How much research did you do on real-life serial killers?

I did some. I wouldn’t say I did huge amounts partly because it was so fast. I put together the script and the Fringe said yes and before I knew it I was performing it. I trusted Joyce’s work, I think she’s a genius, and so much is there in the words and how she’s put it together. Also you can go on youtube and you can see Jeffrey Dahmer. I’m not doing an imitation of him, but I did get a lot of information from just watching him and how flat his affect is. There’s no affect at all.

photo:Dixie Sheridan

Have you encountered a temptation to pull back at all when you feel that a particular moment is disturbing the audience?

No and I consider that part of my responsibility as the performer because Joyce, in her writing, is so gutsy and is so unafraid to really “go there”. As the performer I have to honor that. In very early rehearsals, I knew all my lines. But when I got to some of the really terrible things that I had to say I would just go blank. But that just lasted a day or two. The audience is very close, that’s part of the experience, it’s deliberate that it’s a very intimate theatre. Depending on what’s happening with the lights, I can sometimes see people and especially because I am talking right to them there’s been a number of times when I’ve seen people covering their face. If I’m talking about doing something to a man’s groin I’ve seen men in the audience crossing and uncrossing their legs. I’m definitely aware of their reactions.

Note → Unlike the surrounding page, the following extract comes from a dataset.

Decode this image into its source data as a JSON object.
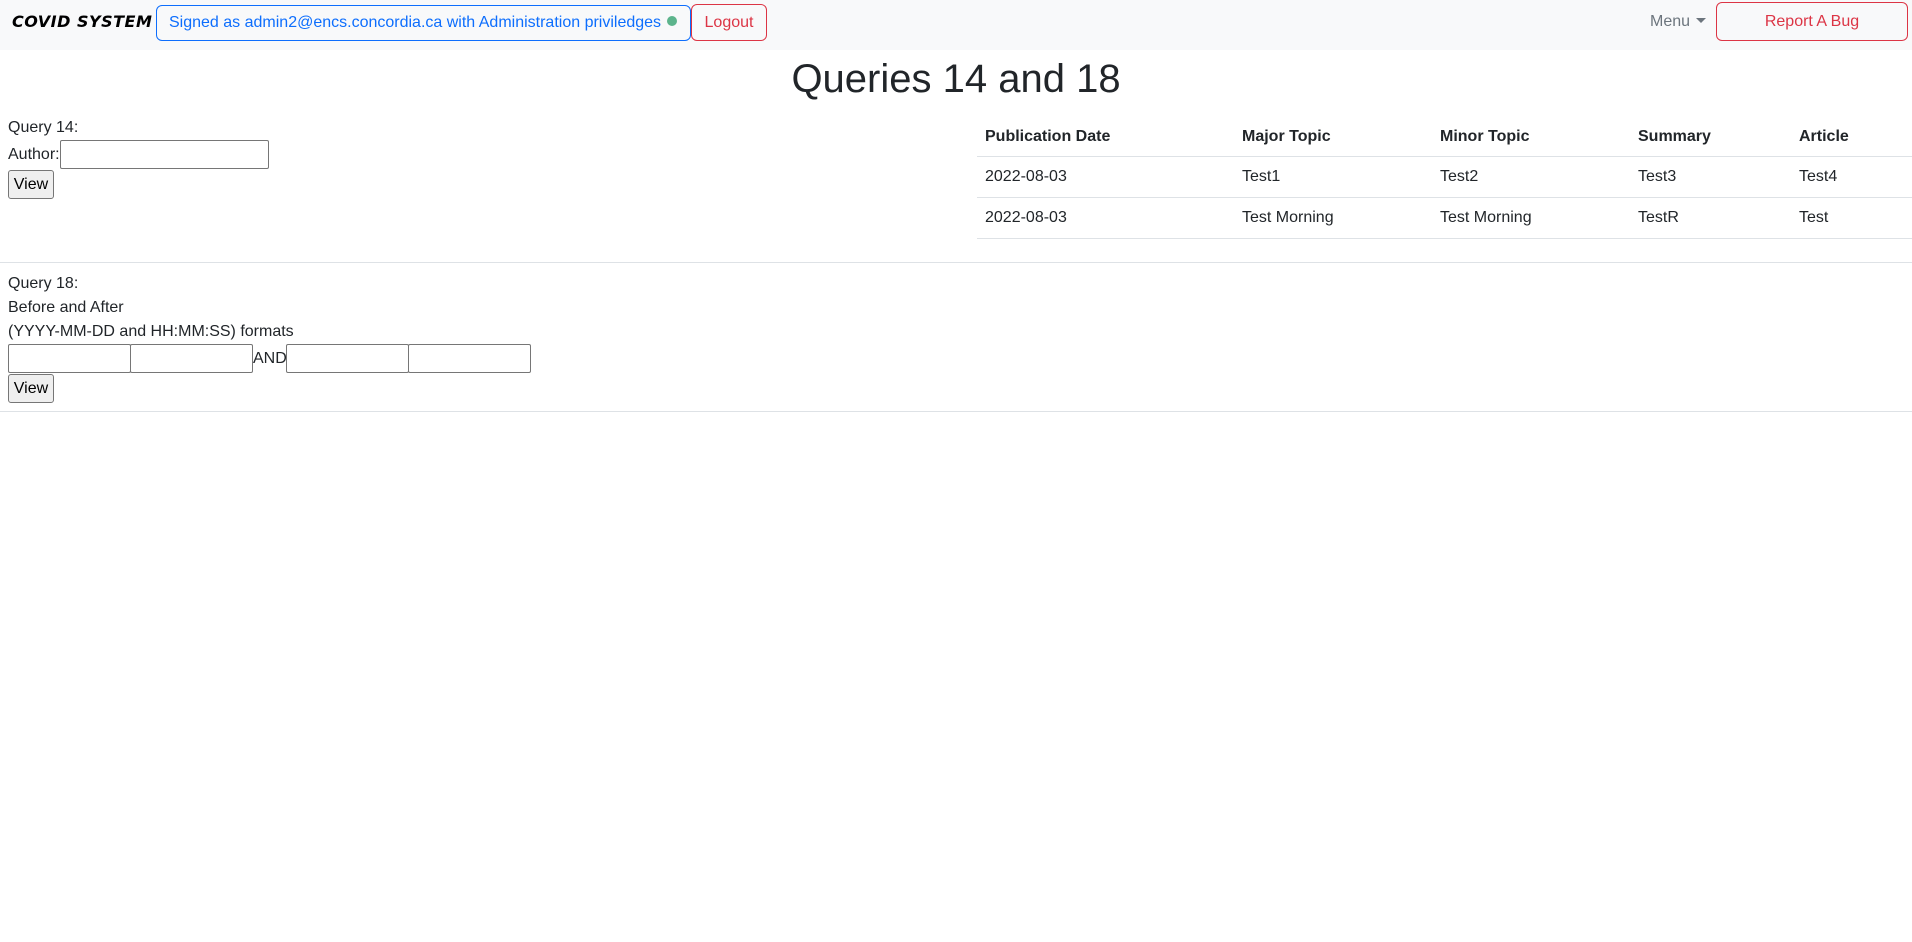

The only time I’ve really gotten uncomfortable, because (Quentin) makes a number of remarks that are not politically correct about minorities, was when there was an African-American man sitting right in the front row at one performance. I was very aware of what I was saying. I made sure to introduce myself afterward and to be extra nice, but he was absolutely fine.

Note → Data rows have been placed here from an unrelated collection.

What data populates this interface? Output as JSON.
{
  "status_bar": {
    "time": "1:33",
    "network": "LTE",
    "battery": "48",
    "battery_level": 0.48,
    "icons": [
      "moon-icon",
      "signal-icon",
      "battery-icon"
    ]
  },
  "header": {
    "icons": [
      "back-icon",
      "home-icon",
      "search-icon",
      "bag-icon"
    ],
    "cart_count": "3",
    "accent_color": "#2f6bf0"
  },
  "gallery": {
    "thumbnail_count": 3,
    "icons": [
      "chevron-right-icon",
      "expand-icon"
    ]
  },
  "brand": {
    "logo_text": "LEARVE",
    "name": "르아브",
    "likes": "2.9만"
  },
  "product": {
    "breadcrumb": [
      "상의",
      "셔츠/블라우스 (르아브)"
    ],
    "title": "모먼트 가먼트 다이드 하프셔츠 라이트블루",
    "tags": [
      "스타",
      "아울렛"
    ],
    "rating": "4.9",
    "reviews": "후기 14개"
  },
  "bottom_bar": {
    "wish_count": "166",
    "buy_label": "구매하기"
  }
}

What reactions do you get after a performance?

There was a critic at an event who told me that she was scared to talk to me. What was more surprising was that friends of mine would be afraid of me. Joyce too. We had not met before opening night at the Fringe but we’d had a lovely email relationship. She said she was afraid to shake my hand. She was trying to decide whether she could ask me along with some friends of hers. Later she said I seemed like such a nice man, but just a few minutes ago I was this monster. To put her at her ease I said “oh, I was just pretending”. She’s very smart and quick and she said “Anybody can pretend, but they can’t pretend like you.”

How do you, as an actor who has to put his humanity to use to depict a character, go about playing someone who seems to have so little humanity?

It helps me that I feel I’m 100% opposite of him. He’s so different from me that it’s a wonderful challenge to reach way way out of yourself but obviously you still have to use your own feelings and your own imagination and apply them. I think we’ve all known narcissists and how their self-involvement can create problems in every day life. So this is a narcissist times one million, this person has no empathy whatsoever.

Not a question, but I wanted to tell you that the experience of watching the show is like being locked in a room with a mad man rather than with an actor playing one.

A number of audience members start to feel very claustrophobic and have said that. I take that as a compliment. This is a different acting experience than I’ve had in other plays. When I’m doing it I don’t feel like I’m in a conventional play, although of course it is a play. In America we have certain rules about what you’re supposed to do in playwriting. Even if it’s a horrible dark subject, at the end there should be a lesson learned there should be some uplift and we should feel smarter and better about it. NO. Joyce goes to the total darkest place. She makes no apologies and she doesn’t follow that form and she doesn’t think there needs to be any redemption whatsoever. It’s shocking to people.

How do you shake off the character after a performance?

I found it very helpful going for bodywork. Massage, Alexander technique, whatever, somehow gets whatever he is out of my body. People ask me if I have had nightmares from doing the show but I haven’t. I’m grateful for that.